Alors Vélines oublia son avidité de gloire, la vie judiciaire, le Palais entier. Il touchait à cette période presque religieuse qui précède de quelques jours le mariage, période de recueillement instinctif préparant l’union. Tout s’évanouissait devant l’idée de recevoir bientôt dans sa maison sa chère Henriette. Et il ne trouvait rien d’assez beau pour orner, en l’honneur de sa fiancée, le logis où depuis si longtemps il travaillait seul. Comme il franchissait une des petites portes de la galerie de Harlay, sa maison lui apparut, un peu de biais, en perspective, au fond de la place Dauphine, dans ce quartier très silencieux qu’il avait choisi pour y vivre. À penser que dans quelques jours il s’unirait là à Henriette, il eut un sursaut de bonheur qui lui sembla valoir toutes les apothéoses. Puis, presque au même instant, la voiture des dames Marcadieu débouchait là-bas du Pont-Neuf : il hâta le pas pour aller les recevoir…

Madame Marcadieu, sous son flegme, cachait une vive contrariété : elle se souvenait maintenant de n’avoir pas réclamé, chez l’orfèvre, en examinant l’argenterie, contre une erreur de détail commise dans le dessin des flambeaux que l’on avait copiés sur un modèle ancien. Elle venait voir si l’erreur était réparable. Elle craignait aussi qu’on n’eût garni d’une passementerie trop haute la tenture en perse du petit salon. André, murmura tout bas Henriette, un peu nerveuse, je voudrais vous parler longuement. Nous laisserons maman s’occuper des tapissiers…

André Vélines habitait là le premier étage d’un très bel hôtel Louis XIII. Jamais il n’y avait introduit sa fiancée sans émotion ; mais, aujourd’hui, l’heure était plus solennelle il voyait dans cette visite d’Henriette une répétition, un essai de l’entrée définitive, et il ne put s’empêcher de lui dire, comme ils gravissaient l’escalier :

— Encore six jours, et nous viendrons ici tout seuls !

— J’adore ce coin de Paris, reprit-elle ; mars connaissez-vous la légende qui l’illustre ? Là où s’élève cette maison demeurait jadis un boulanger ; le boulanger fabriquait des pâtés délicieux et tout Paris voulait en manger. Or dans ses pâtés il mettait la chair des petits enfants : on le sut ; on le brûla, et sa maison fut rasée…

— Dans cent ans, murmura Vélines amoureusement, je veux qu’on dise : « En cette maison vécut la plus heureuse des femmes, la plus aimée, la plus fidèlement servie, parce qu’elle était la plus douce, la plus jolie, la meilleure et… »

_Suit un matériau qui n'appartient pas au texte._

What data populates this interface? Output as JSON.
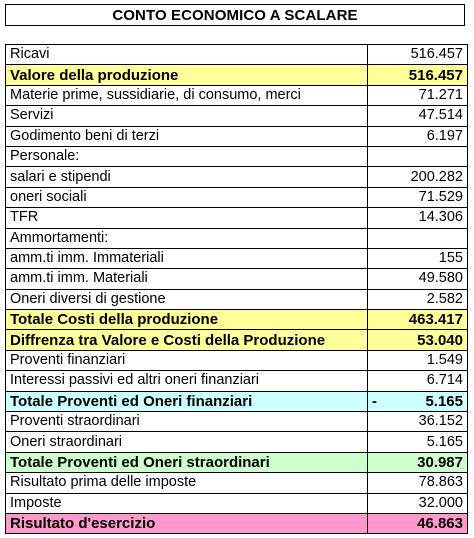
{
  "title": "CONTO ECONOMICO A SCALARE",
  "rows": [
    {
      "label": "Ricavi",
      "value": "516.457"
    },
    {
      "label": "Valore della produzione",
      "value": "516.457"
    },
    {
      "label": "Materie prime, sussidiarie, di consumo, merci",
      "value": "71.271"
    },
    {
      "label": "Servizi",
      "value": "47.514"
    },
    {
      "label": "Godimento beni di terzi",
      "value": "6.197"
    },
    {
      "label": "Personale:",
      "value": ""
    },
    {
      "label": "salari e stipendi",
      "value": "200.282"
    },
    {
      "label": "oneri sociali",
      "value": "71.529"
    },
    {
      "label": "TFR",
      "value": "14.306"
    },
    {
      "label": "Ammortamenti:",
      "value": ""
    },
    {
      "label": "amm.ti imm. Immateriali",
      "value": "155"
    },
    {
      "label": "amm.ti imm. Materiali",
      "value": "49.580"
    },
    {
      "label": "Oneri diversi di gestione",
      "value": "2.582"
    },
    {
      "label": "Totale Costi della produzione",
      "value": "463.417"
    },
    {
      "label": "Diffrenza tra Valore e Costi della Produzione",
      "value": "53.040"
    },
    {
      "label": "Proventi finanziari",
      "value": "1.549"
    },
    {
      "label": "Interessi passivi  ed altri oneri finanziari",
      "value": "6.714"
    },
    {
      "label": "Totale Proventi ed Oneri finanziari",
      "sign": "-",
      "value": "5.165"
    },
    {
      "label": "Proventi straordinari",
      "value": "36.152"
    },
    {
      "label": "Oneri straordinari",
      "value": "5.165"
    },
    {
      "label": "Totale Proventi ed Oneri straordinari",
      "value": "30.987"
    },
    {
      "label": "Risultato prima delle imposte",
      "value": "78.863"
    },
    {
      "label": "Imposte",
      "value": "32.000"
    },
    {
      "label": "Risultato d'esercizio",
      "value": "46.863"
    }
  ],
  "highlight_colors": {
    "yellow": "#ffff99",
    "cyan": "#ccffff",
    "green": "#ccffcc",
    "pink": "#ff99cc"
  }
}
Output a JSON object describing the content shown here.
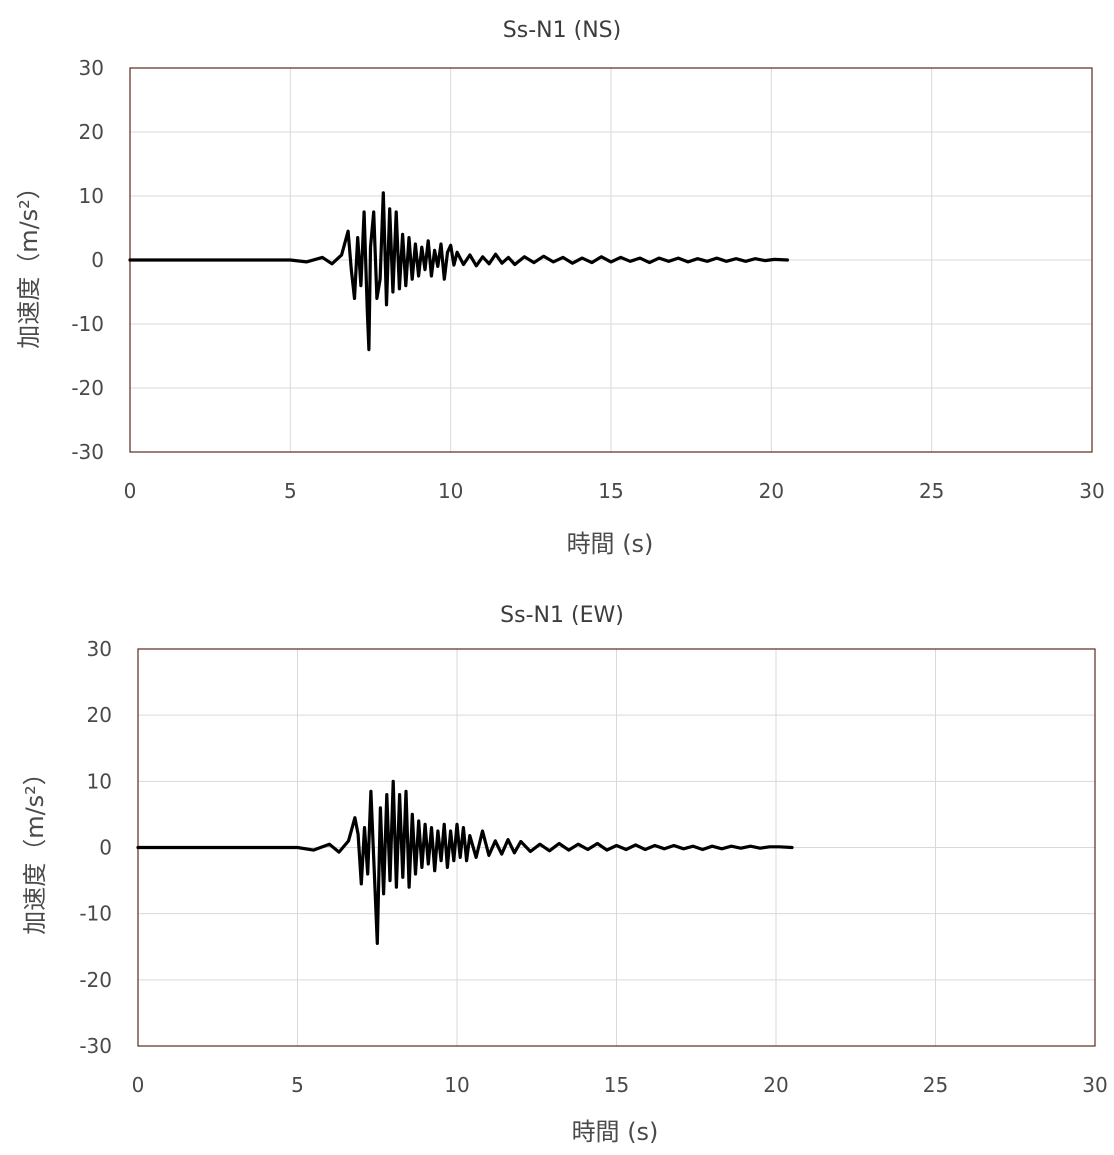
{
  "charts": [
    {
      "id": "ns",
      "title": "Ss-N1 (NS)",
      "xlabel": "時間 (s)",
      "ylabel": "加速度（m/s²）",
      "xticks": [
        "0",
        "5",
        "10",
        "15",
        "20",
        "25",
        "30"
      ],
      "yticks": [
        "30",
        "20",
        "10",
        "0",
        "-10",
        "-20",
        "-30"
      ]
    },
    {
      "id": "ew",
      "title": "Ss-N1 (EW)",
      "xlabel": "時間 (s)",
      "ylabel": "加速度（m/s²）",
      "xticks": [
        "0",
        "5",
        "10",
        "15",
        "20",
        "25",
        "30"
      ],
      "yticks": [
        "30",
        "20",
        "10",
        "0",
        "-10",
        "-20",
        "-30"
      ]
    }
  ],
  "chart_data": [
    {
      "type": "line",
      "title": "Ss-N1 (NS)",
      "xlabel": "時間 (s)",
      "ylabel": "加速度（m/s²）",
      "xlim": [
        0,
        30
      ],
      "ylim": [
        -30,
        30
      ],
      "grid": true,
      "series": [
        {
          "color": "#000000",
          "x": [
            0,
            5.0,
            5.5,
            6.0,
            6.3,
            6.6,
            6.8,
            6.9,
            7.0,
            7.1,
            7.2,
            7.3,
            7.4,
            7.45,
            7.5,
            7.6,
            7.7,
            7.8,
            7.9,
            8.0,
            8.1,
            8.2,
            8.3,
            8.4,
            8.5,
            8.6,
            8.7,
            8.8,
            8.9,
            9.0,
            9.1,
            9.2,
            9.3,
            9.4,
            9.5,
            9.6,
            9.7,
            9.8,
            9.9,
            10.0,
            10.1,
            10.2,
            10.4,
            10.6,
            10.8,
            11.0,
            11.2,
            11.4,
            11.6,
            11.8,
            12.0,
            12.3,
            12.6,
            12.9,
            13.2,
            13.5,
            13.8,
            14.1,
            14.4,
            14.7,
            15.0,
            15.3,
            15.6,
            15.9,
            16.2,
            16.5,
            16.8,
            17.1,
            17.4,
            17.7,
            18.0,
            18.3,
            18.6,
            18.9,
            19.2,
            19.5,
            19.8,
            20.1,
            20.5
          ],
          "y": [
            0,
            0,
            -0.3,
            0.4,
            -0.6,
            0.8,
            4.5,
            -1.5,
            -6,
            3.5,
            -4,
            7.5,
            -8,
            -14,
            2,
            7.5,
            -6,
            -3,
            10.5,
            -7,
            8,
            -5,
            7.5,
            -4.5,
            4,
            -4,
            3.5,
            -3,
            2.5,
            -2.5,
            2,
            -1.5,
            3,
            -2.5,
            1.5,
            -1,
            2.5,
            -3,
            1.2,
            2.3,
            -0.8,
            1.2,
            -0.7,
            0.8,
            -0.9,
            0.5,
            -0.6,
            0.9,
            -0.5,
            0.4,
            -0.7,
            0.5,
            -0.4,
            0.6,
            -0.3,
            0.4,
            -0.5,
            0.3,
            -0.4,
            0.5,
            -0.3,
            0.4,
            -0.2,
            0.3,
            -0.4,
            0.3,
            -0.2,
            0.3,
            -0.3,
            0.2,
            -0.2,
            0.3,
            -0.2,
            0.2,
            -0.2,
            0.2,
            -0.1,
            0.1,
            0
          ]
        }
      ]
    },
    {
      "type": "line",
      "title": "Ss-N1 (EW)",
      "xlabel": "時間 (s)",
      "ylabel": "加速度（m/s²）",
      "xlim": [
        0,
        30
      ],
      "ylim": [
        -30,
        30
      ],
      "grid": true,
      "series": [
        {
          "color": "#000000",
          "x": [
            0,
            5.0,
            5.5,
            6.0,
            6.3,
            6.6,
            6.8,
            6.9,
            7.0,
            7.1,
            7.2,
            7.3,
            7.4,
            7.5,
            7.6,
            7.7,
            7.8,
            7.9,
            8.0,
            8.1,
            8.2,
            8.3,
            8.4,
            8.5,
            8.6,
            8.7,
            8.8,
            8.9,
            9.0,
            9.1,
            9.2,
            9.3,
            9.4,
            9.5,
            9.6,
            9.7,
            9.8,
            9.9,
            10.0,
            10.1,
            10.2,
            10.3,
            10.4,
            10.6,
            10.8,
            11.0,
            11.2,
            11.4,
            11.6,
            11.8,
            12.0,
            12.3,
            12.6,
            12.9,
            13.2,
            13.5,
            13.8,
            14.1,
            14.4,
            14.7,
            15.0,
            15.3,
            15.6,
            15.9,
            16.2,
            16.5,
            16.8,
            17.1,
            17.4,
            17.7,
            18.0,
            18.3,
            18.6,
            18.9,
            19.2,
            19.5,
            19.8,
            20.1,
            20.5
          ],
          "y": [
            0,
            0,
            -0.4,
            0.5,
            -0.7,
            1,
            4.5,
            2,
            -5.5,
            3,
            -4,
            8.5,
            -3,
            -14.5,
            6,
            -7,
            8,
            -5,
            10,
            -6,
            8,
            -4.5,
            8.5,
            -6,
            5,
            -4,
            4,
            -3,
            3.5,
            -2.5,
            3,
            -3.5,
            2.5,
            -2,
            3.5,
            -3,
            2.5,
            -2,
            3.5,
            -1.5,
            3,
            -2,
            1.8,
            -1.5,
            2.5,
            -1.2,
            1,
            -1,
            1.2,
            -0.8,
            0.9,
            -0.6,
            0.5,
            -0.5,
            0.6,
            -0.4,
            0.5,
            -0.3,
            0.6,
            -0.4,
            0.3,
            -0.3,
            0.4,
            -0.3,
            0.3,
            -0.2,
            0.3,
            -0.2,
            0.2,
            -0.3,
            0.2,
            -0.2,
            0.2,
            -0.1,
            0.2,
            -0.1,
            0.1,
            0.1,
            0
          ]
        }
      ]
    }
  ]
}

Il n’acheva pas on était arrivé à la porte de l’antichambre. À l’intérieur, retentissaient encore les coups de marteau des ouvriers ; des papiers d’emballage traînaient à terre, et l’on s’embarrassait les pieds dans des cordes et des échelles. Mais ce désordre ne gâtait pas le charme de ces pièces aux boiseries blanches, aux trumeaux ornés de glaces un peu ternies, où le goût sévère d’André n’avait pas laissé pénétrer un bibelot qui mit une note discordante dans l’harmonie des choses.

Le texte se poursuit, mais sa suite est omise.